再婚禁止期間の廃止及び選択的夫婦別氏制度の導入を求める会長声明

本日、国会において、「民法の一部を改正する法律」が成立し、男女ともに婚姻適齢が満18歳に統一されることとなった。


今回の婚姻適齢に関する法改正については、法制審議会による「民法の一部を改正する法律案要綱」の答申から既に22年が経過し、改正の検討に長期間要したものの、当連合会がかねてから改正を求めてきた民法における差別的規定の見直しであり、評価できる。


一方、再婚禁止期間を定める民法第733条については、2015年12月16日の最高裁判決を受けて、6か月から100日に再婚禁止期間を短縮する法改正がなされたが、女性にのみ再婚禁止期間を設けることは、必要最小限にしてやむを得ない制約とは言えず、再婚禁止期間自体を撤廃すべきである。

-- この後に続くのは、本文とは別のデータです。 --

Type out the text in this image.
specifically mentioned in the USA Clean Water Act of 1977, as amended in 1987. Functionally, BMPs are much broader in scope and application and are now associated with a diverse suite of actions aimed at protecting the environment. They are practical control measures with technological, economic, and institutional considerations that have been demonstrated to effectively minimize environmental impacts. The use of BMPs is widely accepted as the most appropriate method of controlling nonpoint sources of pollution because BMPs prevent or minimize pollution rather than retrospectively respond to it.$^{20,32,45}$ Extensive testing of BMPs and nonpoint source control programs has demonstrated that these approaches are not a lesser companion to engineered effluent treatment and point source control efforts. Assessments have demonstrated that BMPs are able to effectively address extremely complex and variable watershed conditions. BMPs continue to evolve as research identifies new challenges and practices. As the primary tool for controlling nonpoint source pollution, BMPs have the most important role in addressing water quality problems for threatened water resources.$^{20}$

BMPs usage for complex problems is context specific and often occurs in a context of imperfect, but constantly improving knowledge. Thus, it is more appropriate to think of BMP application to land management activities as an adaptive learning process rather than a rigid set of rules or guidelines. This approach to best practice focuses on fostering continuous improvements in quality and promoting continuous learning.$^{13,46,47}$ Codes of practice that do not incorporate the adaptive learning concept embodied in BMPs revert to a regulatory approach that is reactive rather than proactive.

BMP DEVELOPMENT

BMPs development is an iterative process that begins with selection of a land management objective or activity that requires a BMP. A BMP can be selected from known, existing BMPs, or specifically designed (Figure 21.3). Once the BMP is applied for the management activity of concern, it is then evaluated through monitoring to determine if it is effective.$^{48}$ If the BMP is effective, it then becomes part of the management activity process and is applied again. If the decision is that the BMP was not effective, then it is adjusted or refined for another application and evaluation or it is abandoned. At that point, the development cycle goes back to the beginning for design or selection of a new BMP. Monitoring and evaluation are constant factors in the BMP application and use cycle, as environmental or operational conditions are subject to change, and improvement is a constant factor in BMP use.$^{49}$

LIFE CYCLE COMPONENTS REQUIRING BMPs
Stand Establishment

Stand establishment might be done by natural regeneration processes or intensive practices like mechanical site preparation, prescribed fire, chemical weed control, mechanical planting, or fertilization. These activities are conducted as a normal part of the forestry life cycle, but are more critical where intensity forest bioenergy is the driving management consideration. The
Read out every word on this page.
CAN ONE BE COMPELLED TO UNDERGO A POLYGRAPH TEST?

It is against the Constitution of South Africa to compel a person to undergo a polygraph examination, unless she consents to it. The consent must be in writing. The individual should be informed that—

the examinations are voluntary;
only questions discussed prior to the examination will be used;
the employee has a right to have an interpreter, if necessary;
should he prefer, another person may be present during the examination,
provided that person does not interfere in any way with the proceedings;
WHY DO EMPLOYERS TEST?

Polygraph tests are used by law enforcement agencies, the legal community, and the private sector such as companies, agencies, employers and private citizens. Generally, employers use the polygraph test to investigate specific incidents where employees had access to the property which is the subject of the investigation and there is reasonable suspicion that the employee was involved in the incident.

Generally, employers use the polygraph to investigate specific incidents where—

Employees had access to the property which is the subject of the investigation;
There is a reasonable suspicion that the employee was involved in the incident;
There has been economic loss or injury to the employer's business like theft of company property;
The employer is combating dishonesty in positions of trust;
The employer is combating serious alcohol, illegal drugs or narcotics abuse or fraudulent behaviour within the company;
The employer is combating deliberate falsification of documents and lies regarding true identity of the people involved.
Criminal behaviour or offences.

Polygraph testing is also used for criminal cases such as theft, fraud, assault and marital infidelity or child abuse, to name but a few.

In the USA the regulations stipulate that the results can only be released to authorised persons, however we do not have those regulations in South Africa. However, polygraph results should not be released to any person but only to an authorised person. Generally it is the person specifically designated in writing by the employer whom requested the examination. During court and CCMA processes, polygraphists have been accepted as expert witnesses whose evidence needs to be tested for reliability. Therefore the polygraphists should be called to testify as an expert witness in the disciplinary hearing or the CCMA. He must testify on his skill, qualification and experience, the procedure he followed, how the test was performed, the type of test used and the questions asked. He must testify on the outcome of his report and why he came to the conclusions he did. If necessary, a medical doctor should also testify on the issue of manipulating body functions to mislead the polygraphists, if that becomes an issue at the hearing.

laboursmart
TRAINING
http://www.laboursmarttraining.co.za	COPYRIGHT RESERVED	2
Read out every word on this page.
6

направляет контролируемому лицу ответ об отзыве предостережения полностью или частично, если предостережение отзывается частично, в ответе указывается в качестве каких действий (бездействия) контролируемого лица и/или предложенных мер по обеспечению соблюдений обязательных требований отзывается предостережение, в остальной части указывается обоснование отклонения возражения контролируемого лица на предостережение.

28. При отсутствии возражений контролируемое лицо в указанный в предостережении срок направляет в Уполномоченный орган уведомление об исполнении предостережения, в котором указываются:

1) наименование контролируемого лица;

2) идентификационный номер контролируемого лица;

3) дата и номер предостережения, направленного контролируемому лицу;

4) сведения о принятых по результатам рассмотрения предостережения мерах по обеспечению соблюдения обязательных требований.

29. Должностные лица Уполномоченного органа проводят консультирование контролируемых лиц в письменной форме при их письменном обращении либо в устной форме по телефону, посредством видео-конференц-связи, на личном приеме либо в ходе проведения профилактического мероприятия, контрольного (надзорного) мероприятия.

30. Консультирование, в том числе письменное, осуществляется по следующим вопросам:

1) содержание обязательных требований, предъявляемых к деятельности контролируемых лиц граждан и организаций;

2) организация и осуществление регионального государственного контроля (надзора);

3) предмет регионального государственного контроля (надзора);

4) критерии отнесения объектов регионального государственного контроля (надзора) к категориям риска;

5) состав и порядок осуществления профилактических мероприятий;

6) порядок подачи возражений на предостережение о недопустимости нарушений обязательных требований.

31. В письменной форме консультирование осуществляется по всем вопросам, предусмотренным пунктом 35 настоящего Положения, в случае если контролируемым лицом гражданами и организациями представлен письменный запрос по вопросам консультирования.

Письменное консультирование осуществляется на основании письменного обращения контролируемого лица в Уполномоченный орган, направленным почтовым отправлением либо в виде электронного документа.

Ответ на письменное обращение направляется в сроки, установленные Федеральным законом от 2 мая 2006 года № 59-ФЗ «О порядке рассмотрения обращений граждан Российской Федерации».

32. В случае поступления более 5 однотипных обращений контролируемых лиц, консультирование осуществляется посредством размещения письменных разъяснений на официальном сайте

また、夫婦同氏強制を定める民法第750条については、憲法第13条及び同第24条が保障する個人の尊厳、同第24条及び同第13条が保障する婚姻の自由、同第14条及び同第24条が保障する平等権を侵害し、女性差別撤廃条約第16条第1項にも反するものである。加えて、前述の法律案要綱においても、選択的夫婦別氏制度を導入する旨の答申がなされており、早急に見直しが必要である。


これらの規定に対し、国連の女性差別撤廃委員会は、日本政府に対し繰り返し改正を勧告しており、女性差別撤廃条約の実施状況に関する日本政府の第7回及び第8回報告書に対する総括所見(2016年3月7日)の中でも、「女性が婚姻前の姓を使用し続けられるよう婚姻したカップルの氏の選択に関する規定を改定すること。さらに離婚後女性に対するいかなる再婚禁止期間も廃止すること」を改めて勧告している。


また、2018年2月に内閣府が公表した「家族の法制に関する世論調査」において、「選択的夫婦別氏制度」を導入してもよいとの回答が過去最高の42.5%、導入する必要はないとの回答が過去最低の29.3%となり、選択的夫婦別氏制度を導入してもよいとの回答が導入する必要はないとの回答を上回っている。特に、18~49歳の女性では、導入してもよいとの回答が50%を超えていることが注目される。


当連合会は、引き続き、国に対し、民法第733条を更に改正し再婚禁止期間の廃止を求めるとともに、民法第750条を改正し選択的夫婦別氏制度を導入することを求める。